Au total, 525 sujets, âgés de 19 à 73 ans, ont été randomisés.  Les principales données socio- démographiques, l’ancienneté de l’intoxication, l’état psychique étaient identiques dans les 2 groupes; le taux d’abandon également (31,6 vs 33,5 %).  Globalement, les participants fumaient depuis 26,7 ans en moyenne ; leur consommation dans les 2 mois précédents avait été de 22 cigarettes/J ; leur taux de dépendance à la nicotine de 5,9 ; leur score MADRS de 7,8 et celui HAM-A de 6,3.  Plus de 70 % d’entre eux  recevaient un traitement par inhibiteurs de la recapture de la sérotonine et de la norépinephrine et prenaient en règle de l’alprazolam.

Deux fois plus de chance d’être sevré sous varénicline

Dans le groupe actif, le CAR à la fin de la période de prise thérapeutique, était significativement plus élevé sous varénicline : 35,9 vs 15,6 % sous placebo (soit un odds ratio[OR] à 3,35 pour un intervalle de confiance à 95 % [IC] entre 2,16 et 5,21; p < 0,001).
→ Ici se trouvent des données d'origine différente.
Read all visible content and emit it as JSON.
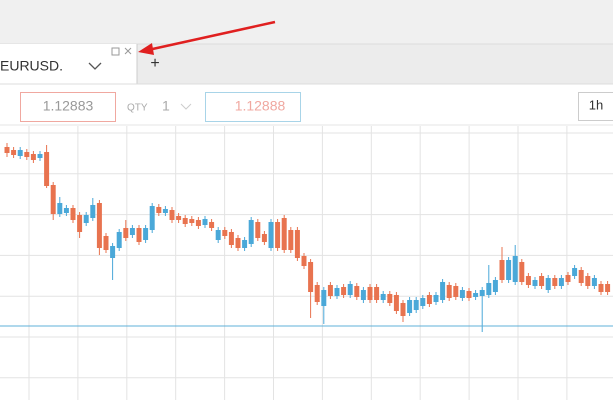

Il en a été de même  entre la 9e et la 24e semaine (OR à 2,53) et plus tardivement, jusqu’à la 52° semaine (OR se maintenant à 2,36).  Une analyse de sensibilité ultérieure a confirmé amplement les résultats bruts.
Des effets secondaires, souvent mineurs, ont été notés chez 72,3 % des patients sous traitement actif et 66,4 % chez ceux sous placebo.  Ils ont nécessité l’arrêt du protocole dans, respectivement,  6,3 et 7,8 % des cas.  Sous varénicline, les troubles les plus souvent signalés étaient des nausées, des céphalées, des rêves anormaux, de l’irritabilité et une insomnie.  La tendance suicidaire a été la même, tant en cours d’essai (6 vs 7,5 %) qu’en post traitement (6,2 vs 5,8 %).  Sept événements graves sont survenus dans chacun des 2 groupes, parmi eux, 2 neuropsychiatriques sous varénicline (un état psychotique et une dépression majeure avec tendance suicidaire)  et 4 sous placebo (idées d’auto mutilation et suicidaires, majoration de la tendance dépressive, agitation).

Cette étude de phase 4 révèle donc que les tabagiques présentant une dépression stabilisée ou des antécédents dépressifs ont, sous varénicline, une probabilité deux fois plus grande d’être sevrés en fin de traitement et que le bénéfice thérapeutique tend à perdurer jusqu’à la 40e semaine.  Point notable, ce gain est acquis au prix d’effets secondaires minimes, sans aggravation des scores de dépression et d’anxiété.  La varénicline agirait comme agoniste partiel au niveau des récepteurs cérébraux acétyl choline de la nicotine et bloquerait l’effet de récompense induit.   Ces résultats confirment ceux de travaux antérieurs menés  dans des populations psychiatriques ou autres.  Quelques limitations doivent toutefois être apportées.  Cette étude n’a concerné que des dépressifs stabilisés et ses résultats ne sauraient, en l’état, être extrapolés à des patients dépressifs en évolution et/ ou non traités.  Les sujets avec troubles psychotiques ou bipolaires, pathologies fréquemment associées au syndrome dépressif, ont également été exclus.  Plus des 3/4 des participants ont, en outre, consommé en cours d’essai des anti dépresseurs et/ ou des benzodiazépines.  En dernier lieu, il faut signaler le nombre considérable de tabagiques ayant quitté l’étude en cours, dans l’un et l’autre groupe.

En conclusion, la varénicline facilite le sevrage tabagique des fumeurs avec une dépression stabilisée, sans aggravation de la symptomatologie dépressive, anxieuse, ni majoration des idées d’autolyse.  Les cliniciens doivent toutefois faire preuve d’une extrême vigilance lors de la prise en charge de patient avec présentation psychiatrique complexe.

Dr Pierre Margent

Référence
Anthenelli R M et coll. : Effects of Varénicline on Smoking Cessation in Adults with Stably Treated Current or Past Major Depression. Ann Intern Med. 2013; 159: 390- 400.